Warum das für Sie wichtig ist

Auch wenn Sie T-Bills nicht zum Frühstück handeln, beeinflusst dieser Schritt Ihr finanzielles Leben in drei Bereichen:

  1. Ihr Tagesgeld und Festgeld: T-Bills sind der globale Maßstab für Zinsprodukte. Wenn die Fed massiv interveniert, sinkt der Renditedruck. Die Zeiten von attraktiven 4% auf dem Tagesgeldkonto könnten also schneller vorbei sein, als es vielen deutschen Sparern lieb ist.
  2. Marktstabilität: Erinnern Sie sich an die Unruhe im Bankensektor Anfang 2023? Diese 90-Milliarden-Spritze wirkt wie eine Vitaminkur für Banken. Sie stellt sicher, dass Institute – von der Wall Street bis hin zu Auswirkungen auf europäische Banken – genug liquide Mittel haben, um Kredite an Unternehmen wie BMW oder den Mittelstand zu vergeben.
  3. Die Staatsverschuldung: Die US-Regierung hat enorme Verpflichtungen.

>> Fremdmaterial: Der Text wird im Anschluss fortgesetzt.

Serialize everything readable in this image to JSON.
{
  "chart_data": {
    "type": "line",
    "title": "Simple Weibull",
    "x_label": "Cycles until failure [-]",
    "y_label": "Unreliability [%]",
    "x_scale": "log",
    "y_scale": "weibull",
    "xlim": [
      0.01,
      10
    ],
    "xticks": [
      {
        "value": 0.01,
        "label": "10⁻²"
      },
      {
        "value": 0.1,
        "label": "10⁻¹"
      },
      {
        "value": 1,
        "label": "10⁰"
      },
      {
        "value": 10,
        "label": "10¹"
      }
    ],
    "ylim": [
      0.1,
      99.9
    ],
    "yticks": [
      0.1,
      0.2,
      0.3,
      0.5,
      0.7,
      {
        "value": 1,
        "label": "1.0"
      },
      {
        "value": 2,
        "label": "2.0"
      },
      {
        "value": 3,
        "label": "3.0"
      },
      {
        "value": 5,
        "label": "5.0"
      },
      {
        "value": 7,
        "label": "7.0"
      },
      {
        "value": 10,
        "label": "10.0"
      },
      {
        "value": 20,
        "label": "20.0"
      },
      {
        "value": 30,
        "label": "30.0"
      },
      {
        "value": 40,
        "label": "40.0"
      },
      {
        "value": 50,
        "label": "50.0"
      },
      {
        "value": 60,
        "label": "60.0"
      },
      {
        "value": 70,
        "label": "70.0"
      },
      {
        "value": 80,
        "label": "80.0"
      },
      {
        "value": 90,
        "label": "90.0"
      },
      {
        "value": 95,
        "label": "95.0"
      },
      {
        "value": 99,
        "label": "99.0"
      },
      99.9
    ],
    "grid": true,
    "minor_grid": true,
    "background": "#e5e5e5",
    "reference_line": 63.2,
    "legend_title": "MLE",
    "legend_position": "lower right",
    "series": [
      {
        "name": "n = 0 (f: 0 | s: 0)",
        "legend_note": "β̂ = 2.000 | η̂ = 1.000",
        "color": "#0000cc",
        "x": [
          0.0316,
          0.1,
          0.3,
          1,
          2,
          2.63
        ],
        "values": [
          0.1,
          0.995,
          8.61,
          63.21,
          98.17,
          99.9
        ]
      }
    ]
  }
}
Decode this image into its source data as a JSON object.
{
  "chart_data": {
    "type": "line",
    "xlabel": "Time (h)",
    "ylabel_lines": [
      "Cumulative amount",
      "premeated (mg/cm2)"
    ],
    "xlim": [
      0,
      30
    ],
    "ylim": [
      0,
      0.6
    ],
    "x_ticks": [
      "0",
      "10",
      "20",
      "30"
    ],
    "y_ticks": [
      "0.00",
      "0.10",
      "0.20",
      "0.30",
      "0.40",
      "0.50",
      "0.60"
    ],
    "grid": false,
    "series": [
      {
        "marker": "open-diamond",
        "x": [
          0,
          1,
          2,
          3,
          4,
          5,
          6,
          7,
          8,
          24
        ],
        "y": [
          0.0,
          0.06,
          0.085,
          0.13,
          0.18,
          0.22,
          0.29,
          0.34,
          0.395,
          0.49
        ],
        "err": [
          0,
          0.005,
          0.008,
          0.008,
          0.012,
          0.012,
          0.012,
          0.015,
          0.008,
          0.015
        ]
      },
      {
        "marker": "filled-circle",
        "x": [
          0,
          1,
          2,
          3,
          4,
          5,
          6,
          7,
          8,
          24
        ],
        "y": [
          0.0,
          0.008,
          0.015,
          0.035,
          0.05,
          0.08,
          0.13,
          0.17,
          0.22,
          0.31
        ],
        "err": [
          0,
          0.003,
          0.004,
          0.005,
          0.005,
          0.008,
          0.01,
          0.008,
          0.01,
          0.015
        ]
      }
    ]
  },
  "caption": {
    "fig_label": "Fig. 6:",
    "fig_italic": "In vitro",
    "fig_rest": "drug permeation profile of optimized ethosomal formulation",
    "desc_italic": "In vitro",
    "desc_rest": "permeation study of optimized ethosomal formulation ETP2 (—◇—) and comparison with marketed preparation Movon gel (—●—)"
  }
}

Durch die Schützenhilfe der Fed kann sich der Staat weiter finanzieren, ohne dass die Kreditkosten explodieren – was andernfalls weltweit die Inflation anheizen oder die Märkte verunsichern könnte.

Das Fazit

Die Fed flutet den Markt still und leise mit 90 Milliarden Dollar, um den Wirtschaftsmotor geschmiert zu halten. Dies signalisiert, dass die Sorge um die Marktstabilität derzeit größer ist als der Wunsch, die Geldmenge extrem knapp zu halten. Für Anleger bedeutet das: Die Liquidität ist zurück, aber die Zinsrallye bei Sparprodukten könnte ihren Zenit überschritten haben.